Master of Science in Biomedical Engineering



First Advisor

Hanli Liu


Near-Infrared Spectroscopy (NIRS) and diffuse optical imaging (DOI) are increasingly used to detect hemodynamic changes in the cerebral cortex induced by brain activity. The new commercially available DOI systems CW5 and DYNOT have large number of sources and detectors; by arranging them in specific patterns, one can cover most of the adult head. This study is a preliminary step in understanding CW5 and DYNOT and exploring their capabilities for various purposes.

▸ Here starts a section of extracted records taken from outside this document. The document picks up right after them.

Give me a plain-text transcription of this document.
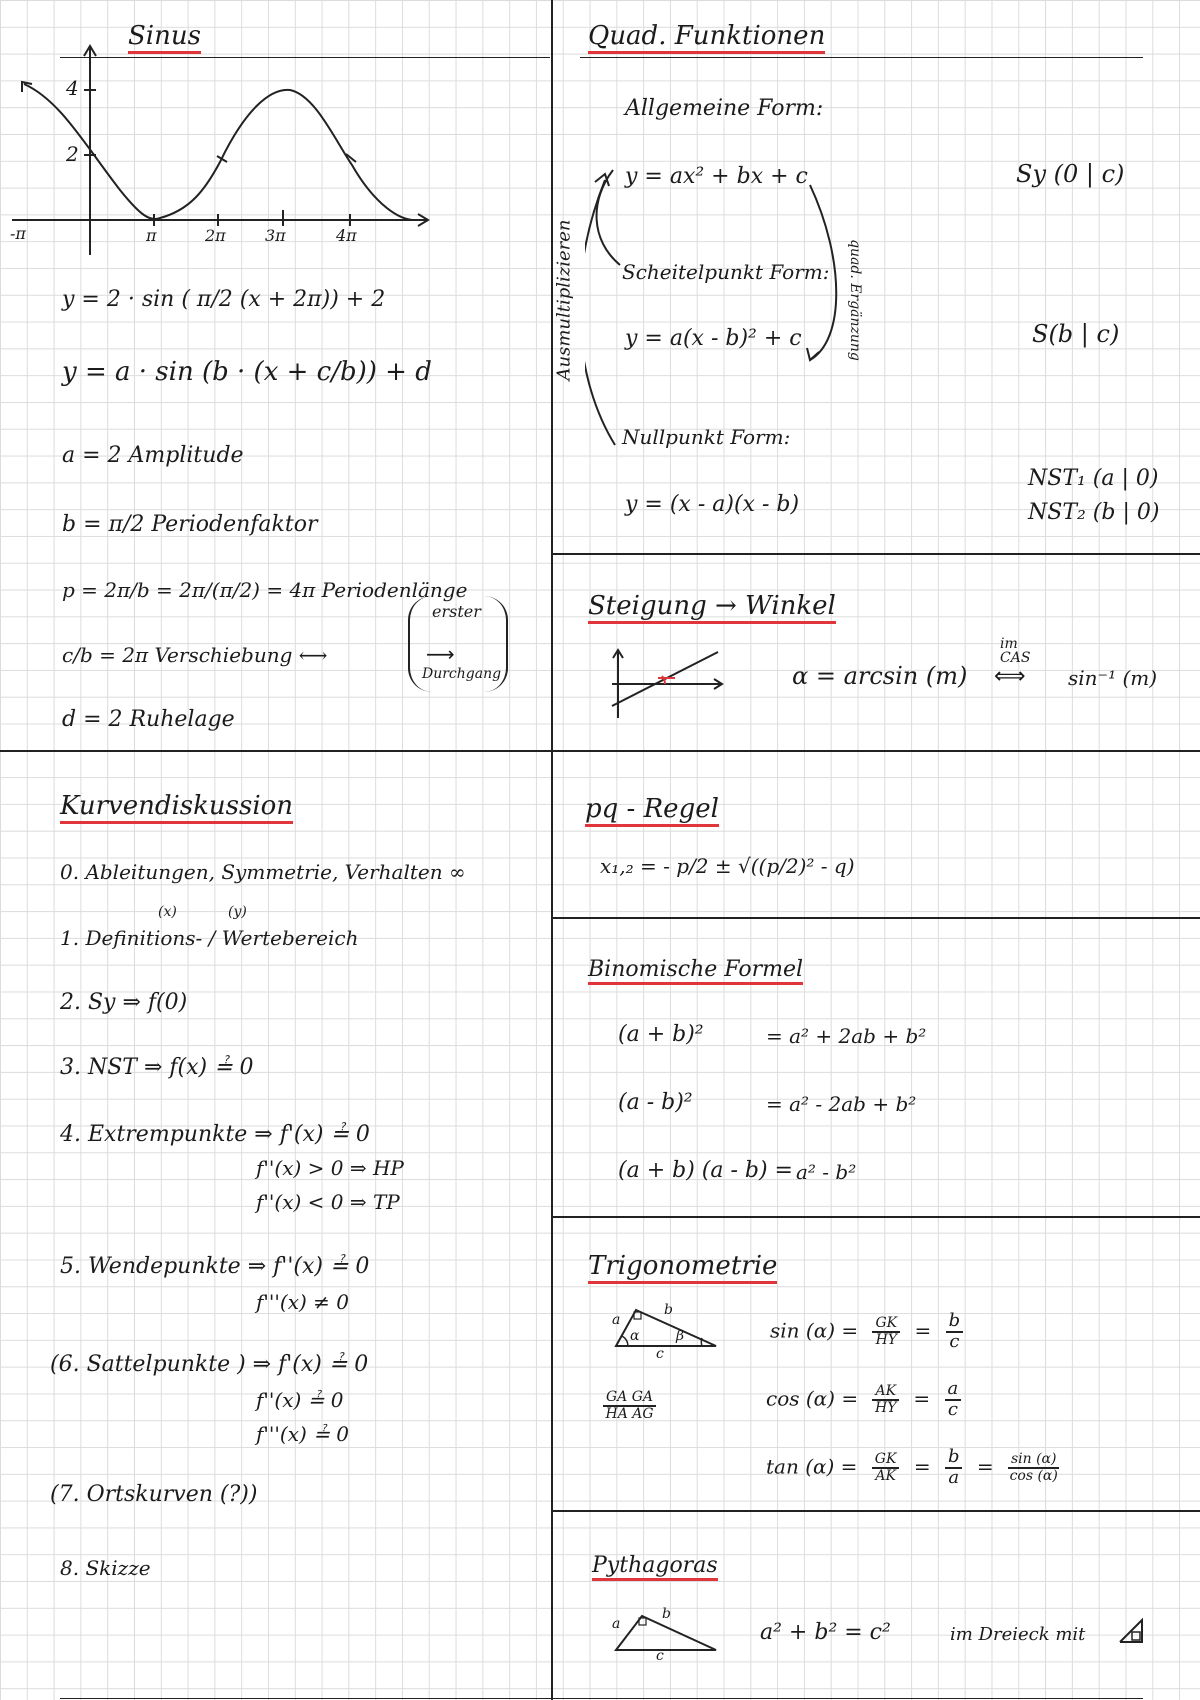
Sinus
4
2
-π	π	2π 3π	4π
y = 2 · sin ( π/2 (x + 2π)) + 2
y = a · sin (b · (x + c/b)) + d
a = 2 Amplitude
b = π/2 Periodenfaktor
p = 2π/b = 2π/(π/2) = 4π Periodenlänge
c/b = 2π Verschiebung ⟷
erster
⟶
Durchgang
d = 2 Ruhelage
Quad. Funktionen
Allgemeine Form:
y = ax² + bx + c	Sy (0 | c)
Scheitelpunkt Form:
y = a(x - b)² + c	S(b | c)
Nullpunkt Form:
y = (x - a)(x - b)
NST₁ (a | 0)
NST₂ (b | 0)
Ausmultiplizieren	quad. Ergänzung
Steigung → Winkel
α = arcsin (m)
im
CAS
⟺ sin⁻¹ (m)
Kurvendiskussion
0. Ableitungen, Symmetrie, Verhalten ∞
(x)	(y)
1. Definitions- / Wertebereich
2. Sy ⇒ f(0)
3. NST ⇒ f(x) ≟ 0
4. Extrempunkte ⇒ f'(x) ≟ 0
f''(x) > 0 ⇒ HP
f''(x) < 0 ⇒ TP
5. Wendepunkte ⇒ f''(x) ≟ 0
f'''(x) ≠ 0
(6. Sattelpunkte ) ⇒ f'(x) ≟ 0
f''(x) ≟ 0
f'''(x) ≟ 0
(7. Ortskurven (?))
8. Skizze
pq - Regel
x₁,₂ = - p/2 ± √((p/2)² - q)
Binomische Formel
(a + b)²	= a² + 2ab + b²
(a - b)²	= a² - 2ab + b²
(a + b) (a - b) = a² - b²
Trigonometrie
a
b
c
α	β
$\frac{\text{GA GA}}{\text{HA AG}}$
$\sin (\alpha) = \frac{GK}{HY} = \frac{b}{c}$
$\cos (\alpha) = \frac{AK}{HY} = \frac{a}{c}$
$\tan (\alpha) = \frac{GK}{AK} = \frac{b}{a} = \frac{\sin (\alpha)}{\cos (\alpha)}$
Pythagoras
a
b
c
a² + b² = c²	im Dreieck mit
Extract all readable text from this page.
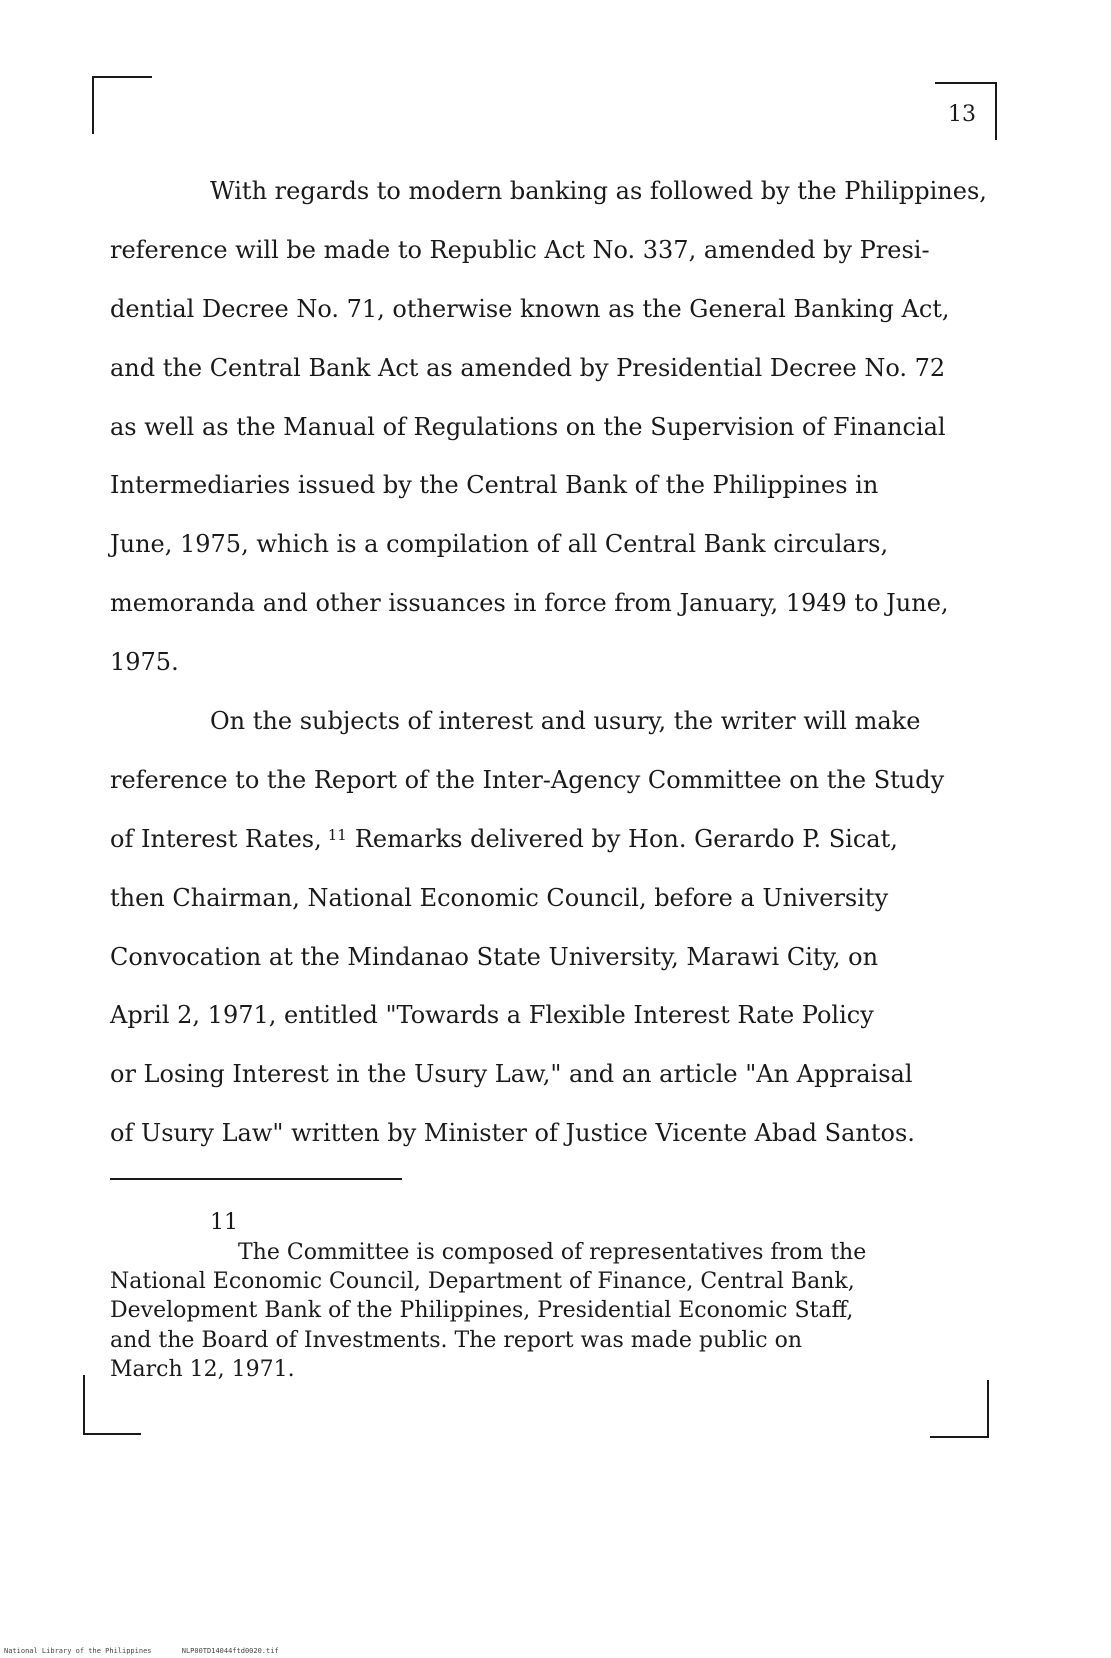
13
With regards to modern banking as followed by the Philippines,
reference will be made to Republic Act No. 337, amended by Presi-
dential Decree No. 71, otherwise known as the General Banking Act,
and the Central Bank Act as amended by Presidential Decree No. 72
as well as the Manual of Regulations on the Supervision of Financial
Intermediaries issued by the Central Bank of the Philippines in
June, 1975, which is a compilation of all Central Bank circulars,
memoranda and other issuances in force from January, 1949 to June,
1975.
On the subjects of interest and usury, the writer will make
reference to the Report of the Inter-Agency Committee on the Study
of Interest Rates, $^{11}$ Remarks delivered by Hon. Gerardo P. Sicat,
then Chairman, National Economic Council, before a University
Convocation at the Mindanao State University, Marawi City, on
April 2, 1971, entitled "Towards a Flexible Interest Rate Policy
or Losing Interest in the Usury Law," and an article "An Appraisal
of Usury Law" written by Minister of Justice Vicente Abad Santos.
11
The Committee is composed of representatives from the
National Economic Council, Department of Finance, Central Bank,
Development Bank of the Philippines, Presidential Economic Staff,
and the Board of Investments. The report was made public on
March 12, 1971.
National Library of the Philippines	NLP00TD14044ftd0020.tif
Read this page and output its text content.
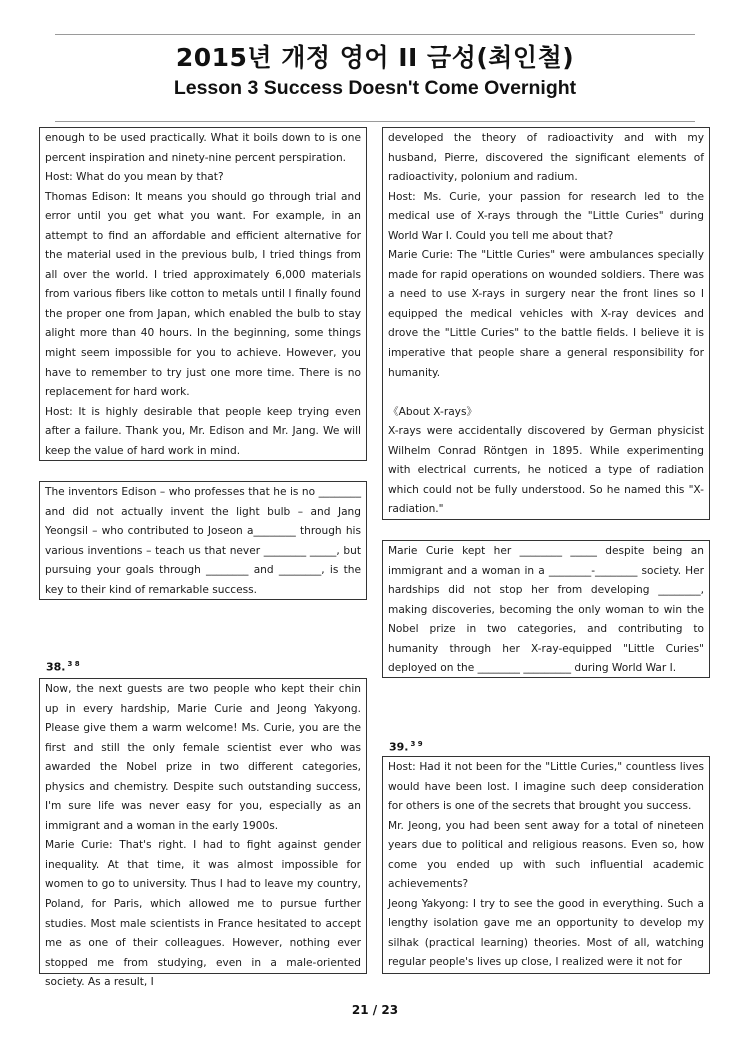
2015년 개정 영어 II 금성(최인철)
Lesson 3 Success Doesn't Come Overnight

enough to be used practically. What it boils down to is one percent inspiration and ninety-nine percent perspiration.

Host: What do you mean by that?

Thomas Edison: It means you should go through trial and error until you get what you want. For example, in an attempt to find an affordable and efficient alternative for the material used in the previous bulb, I tried things from all over the world. I tried approximately 6,000 materials from various fibers like cotton to metals until I finally found the proper one from Japan, which enabled the bulb to stay alight more than 40 hours. In the beginning, some things might seem impossible for you to achieve. However, you have to remember to try just one more time. There is no replacement for hard work.

Host: It is highly desirable that people keep trying even after a failure. Thank you, Mr. Edison and Mr. Jang. We will keep the value of hard work in mind.

The inventors Edison – who professes that he is no ________ and did not actually invent the light bulb – and Jang Yeongsil – who contributed to Joseon a________ through his various inventions – teach us that never ________ _____, but pursuing your goals through ________ and ________, is the key to their kind of remarkable success.

38. $^{3 8}$

Now, the next guests are two people who kept their chin up in every hardship, Marie Curie and Jeong Yakyong. Please give them a warm welcome! Ms. Curie, you are the first and still the only female scientist ever who was awarded the Nobel prize in two different categories, physics and chemistry. Despite such outstanding success, I'm sure life was never easy for you, especially as an immigrant and a woman in the early 1900s.

Marie Curie: That's right. I had to fight against gender inequality. At that time, it was almost impossible for women to go to university. Thus I had to leave my country, Poland, for Paris, which allowed me to pursue further studies. Most male scientists in France hesitated to accept me as one of their colleagues. However, nothing ever stopped me from studying, even in a male-oriented society. As a result, I

developed the theory of radioactivity and with my husband, Pierre, discovered the significant elements of radioactivity, polonium and radium.

Host: Ms. Curie, your passion for research led to the medical use of X-rays through the "Little Curies" during World War I. Could you tell me about that?

Marie Curie: The "Little Curies" were ambulances specially made for rapid operations on wounded soldiers. There was a need to use X-rays in surgery near the front lines so I equipped the medical vehicles with X-ray devices and drove the "Little Curies" to the battle fields. I believe it is imperative that people share a general responsibility for humanity.

《About X-rays》

X-rays were accidentally discovered by German physicist Wilhelm Conrad Röntgen in 1895. While experimenting with electrical currents, he noticed a type of radiation which could not be fully understood. So he named this "X-radiation."

Marie Curie kept her ________ _____ despite being an immigrant and a woman in a ________-________ society. Her hardships did not stop her from developing ________, making discoveries, becoming the only woman to win the Nobel prize in two categories, and contributing to humanity through her X-ray-equipped "Little Curies" deployed on the ________ _________ during World War I.

39. $^{3 9}$

Host: Had it not been for the "Little Curies," countless lives would have been lost. I imagine such deep consideration for others is one of the secrets that brought you success.

Mr. Jeong, you had been sent away for a total of nineteen years due to political and religious reasons. Even so, how come you ended up with such influential academic achievements?

Jeong Yakyong: I try to see the good in everything. Such a lengthy isolation gave me an opportunity to develop my silhak (practical learning) theories. Most of all, watching regular people's lives up close, I realized were it not for

21 / 23
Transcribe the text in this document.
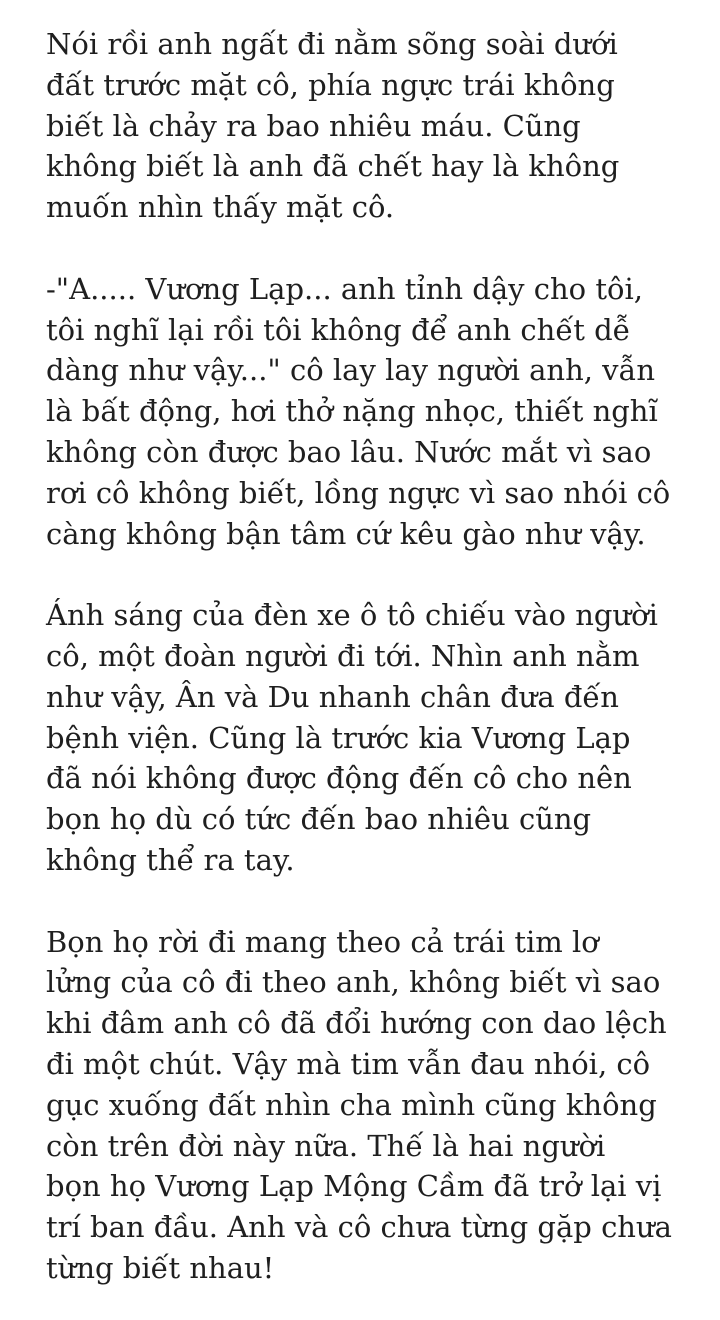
Nói rồi anh ngất đi nằm sõng soài dưới
đất trước mặt cô, phía ngực trái không
biết là chảy ra bao nhiêu máu. Cũng
không biết là anh đã chết hay là không
muốn nhìn thấy mặt cô.

-"A..... Vương Lạp... anh tỉnh dậy cho tôi,
tôi nghĩ lại rồi tôi không để anh chết dễ
dàng như vậy..." cô lay lay người anh, vẫn
là bất động, hơi thở nặng nhọc, thiết nghĩ
không còn được bao lâu. Nước mắt vì sao
rơi cô không biết, lồng ngực vì sao nhói cô
càng không bận tâm cứ kêu gào như vậy.

Ánh sáng của đèn xe ô tô chiếu vào người
cô, một đoàn người đi tới. Nhìn anh nằm
như vậy, Ân và Du nhanh chân đưa đến
bệnh viện. Cũng là trước kia Vương Lạp
đã nói không được động đến cô cho nên
bọn họ dù có tức đến bao nhiêu cũng
không thể ra tay.

Bọn họ rời đi mang theo cả trái tim lơ
lửng của cô đi theo anh, không biết vì sao
khi đâm anh cô đã đổi hướng con dao lệch
đi một chút. Vậy mà tim vẫn đau nhói, cô
gục xuống đất nhìn cha mình cũng không
còn trên đời này nữa. Thế là hai người
bọn họ Vương Lạp Mộng Cầm đã trở lại vị
trí ban đầu. Anh và cô chưa từng gặp chưa
từng biết nhau!
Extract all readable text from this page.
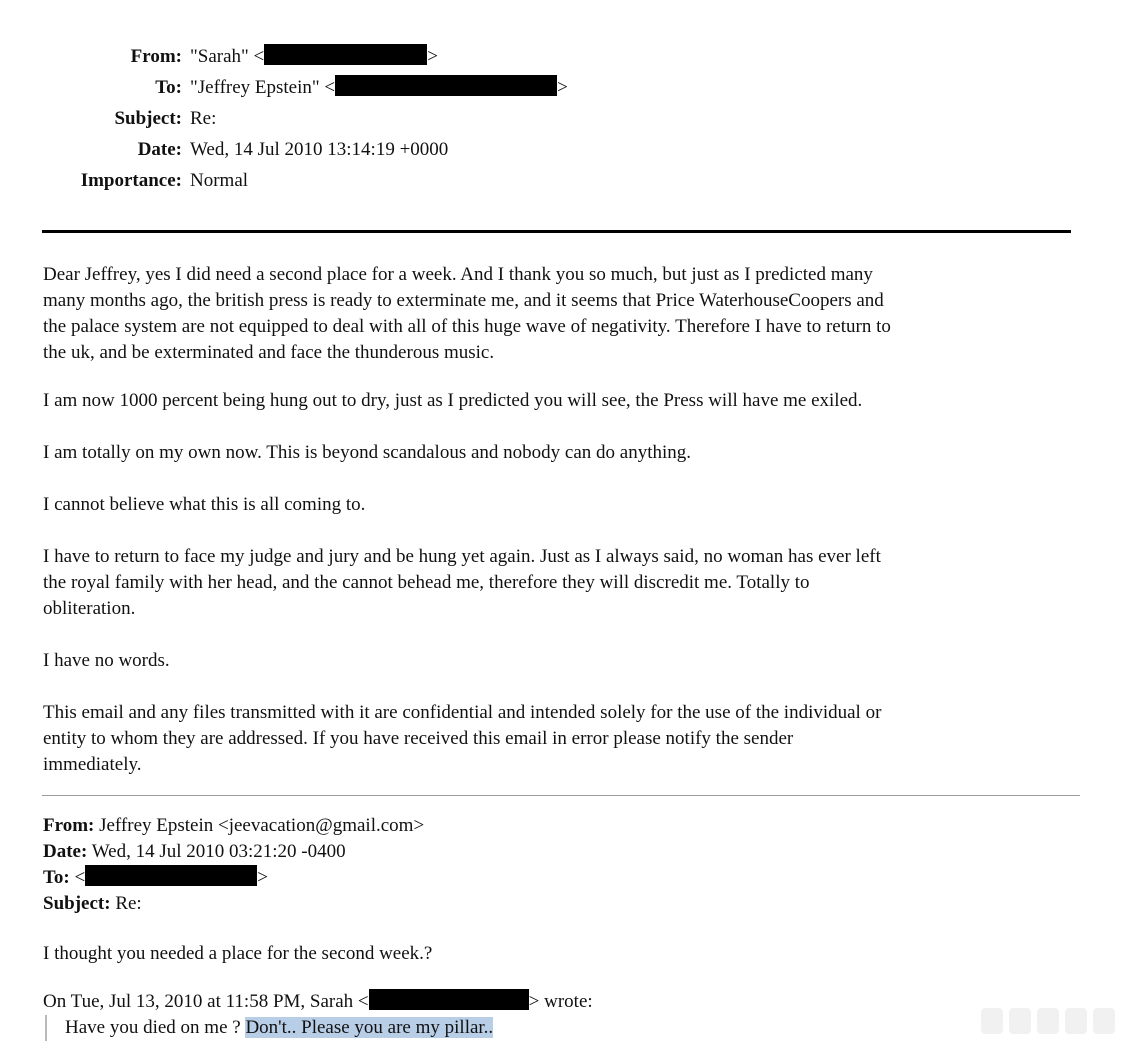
From: "Sarah" <	>
To: "Jeffrey Epstein" <	>
Subject: Re:
Date: Wed, 14 Jul 2010 13:14:19 +0000
Importance: Normal

Dear Jeffrey, yes I did need a second place for a week. And I thank you so much, but just as I predicted many
many months ago, the british press is ready to exterminate me, and it seems that Price WaterhouseCoopers and
the palace system are not equipped to deal with all of this huge wave of negativity. Therefore I have to return to
the uk, and be exterminated and face the thunderous music.

I am now 1000 percent being hung out to dry, just as I predicted you will see, the Press will have me exiled.

I am totally on my own now. This is beyond scandalous and nobody can do anything.

I cannot believe what this is all coming to.

I have to return to face my judge and jury and be hung yet again. Just as I always said, no woman has ever left
the royal family with her head, and the cannot behead me, therefore they will discredit me. Totally to
obliteration.

I have no words.

This email and any files transmitted with it are confidential and intended solely for the use of the individual or
entity to whom they are addressed. If you have received this email in error please notify the sender
immediately.

From: Jeffrey Epstein <jeevacation@gmail.com>
Date: Wed, 14 Jul 2010 03:21:20 -0400
To: <	>
Subject: Re:
I thought you needed a place for the second week.?
On Tue, Jul 13, 2010 at 11:58 PM, Sarah <	> wrote:
Have you died on me ? Don't.. Please you are my pillar..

My work is divided in to three major parts. The first goal of this study was to study changes in hemodynamic response of brain during Breath holding, using both imagers. Three common subjects were studied on both imagers. The hemodynamic results show that total hemoglobin concentration increased during breath holding, which indicates increase in blood flow to that region. Second goal was to check the capabilities of these imagers in mapping brain activity during finger tapping. Data from five subjects was collected out of which for were common on both imagers. Results demonstrated that relative oxy hemoglobin concentration increased during activity period while exactly opposite behavior was seen for deoxy hemoglobin. Third goal for this work was to compare and contrast the results obtained from these imagers. For meaningful comparison, correlation coefficient (R) was calculated between various data sets. R values between these imagers for same subject were fairly high which indicate that the temporal responses of these match pretty well and both are capable of measuring the physiological responses with almost same accuracy. Along with providing potentials of these imagers, this work also helps in understanding the issues related to them so that they can be addressed in future to make studies more meaningful.